In his new book, “Hard Measures,” Rodriguez reveals that he led a CIA briefing of Pelosi, where the techniques being used in the interrogation of senior al-Qaeda facilitator Abu Zubaida were described in detail. Her claim that she was not told about waterboarding at that briefing, he writes, “is untrue.”
“We explained that as a result of the techniques, Abu Zubaydah was compliant and providing good intelligence. We made crystal clear that authorized techniques, including waterboarding, had by then been used on Zubaydah.” Rodriguez writes that he told Pelosi everything, adding, “We held back nothing.”

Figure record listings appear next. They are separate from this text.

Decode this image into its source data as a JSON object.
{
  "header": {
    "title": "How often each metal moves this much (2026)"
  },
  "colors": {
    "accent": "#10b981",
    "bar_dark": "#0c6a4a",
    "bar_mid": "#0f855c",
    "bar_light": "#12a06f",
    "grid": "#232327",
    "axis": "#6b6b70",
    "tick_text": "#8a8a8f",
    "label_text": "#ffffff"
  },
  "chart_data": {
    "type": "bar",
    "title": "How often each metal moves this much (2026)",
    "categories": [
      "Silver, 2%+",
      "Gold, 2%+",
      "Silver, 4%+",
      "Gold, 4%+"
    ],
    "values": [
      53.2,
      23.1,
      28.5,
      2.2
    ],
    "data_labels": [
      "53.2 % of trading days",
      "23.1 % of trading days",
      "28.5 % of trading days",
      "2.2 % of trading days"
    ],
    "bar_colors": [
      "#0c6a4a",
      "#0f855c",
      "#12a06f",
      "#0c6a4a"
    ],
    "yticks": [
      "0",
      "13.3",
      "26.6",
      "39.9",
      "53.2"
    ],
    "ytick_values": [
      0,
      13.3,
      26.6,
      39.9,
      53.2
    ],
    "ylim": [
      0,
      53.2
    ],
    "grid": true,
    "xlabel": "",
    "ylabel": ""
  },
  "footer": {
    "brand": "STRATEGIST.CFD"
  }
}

How did she respond when presented with this information? Rodriguez writes that neither Pelosi nor anyone else in the briefing objected to the techniques being used. Indeed, he notes, when one member of his team described another technique that had been considered but not authorized or used, “Pelosi piped up immediately and said that in her view, use of that technique (which I will not describe) would have been ‘wrong.’ ” She raised no such concern about waterboarding, he writes. “Since she felt free to label one considered-and-rejected technique as wrong,” Rodriguez adds, “we went away with the clear impression that she harbored no such feelings about the ten tactics [including waterboarding] that we told her were in use.”
So we’re left with a “he said-she said” standoff? Not at all. Rodriguez writes that there’s contemporaneous evidence to back his account of the briefing. Six days after the meeting took place, Rodriguez reveals, “a cable went out from headquarters to the black site informing them that the briefing for the House leadership had taken place.” He explains that “[t]he cable to the field made clear that Goss and Pelosi had been briefed on the state of AZ’s interrogation, specifically including the use of the waterboard and other enhanced interrogation techniques.”
Rodriguez asks, “So Pelosi was another member of Congress reinventing the truth. What’s the big deal?” The big deal, he explains, is “the message they are sending to the men and women of the intelligence community who to this day are being asked to undertake dangerous and sometimes controversial actions on behalf of their government. They are told that the administration and Congress ‘have their back.’ You will forgive CIA officers if they are not filled with confidence.”
Rodriguez compares Pelosi’s actions to the opening scene of the old TV series “Mission: Impossible,” “in which the operatives were told that if anything went wrong, their leaders would ‘disavow any knowledge of your actions.’ That is not how it should work in the real world,” he writes.
It is a big deal for another reason. If Rodriguez is right, it means that Pelosi stood up in a Capitol Hill news conference and lied with a straight face to the American people; that she falsely accused a dedicated civil servant of lying to Congress as part of a political cover-up. Pelosi is hoping to become House speaker again after the November elections. Do we really want someone so ethically challenged to be third in line to the presidency?
There is a simple way to settle this once and for all. Pelosi should formally request that the Obama administration declassify the cable that was sent from headquarters to the field reporting on the details of her Sept. 4, 2002, briefing. If she refuses to do so, it should be taken as an admission by Pelosi that her account of events is a fabrication.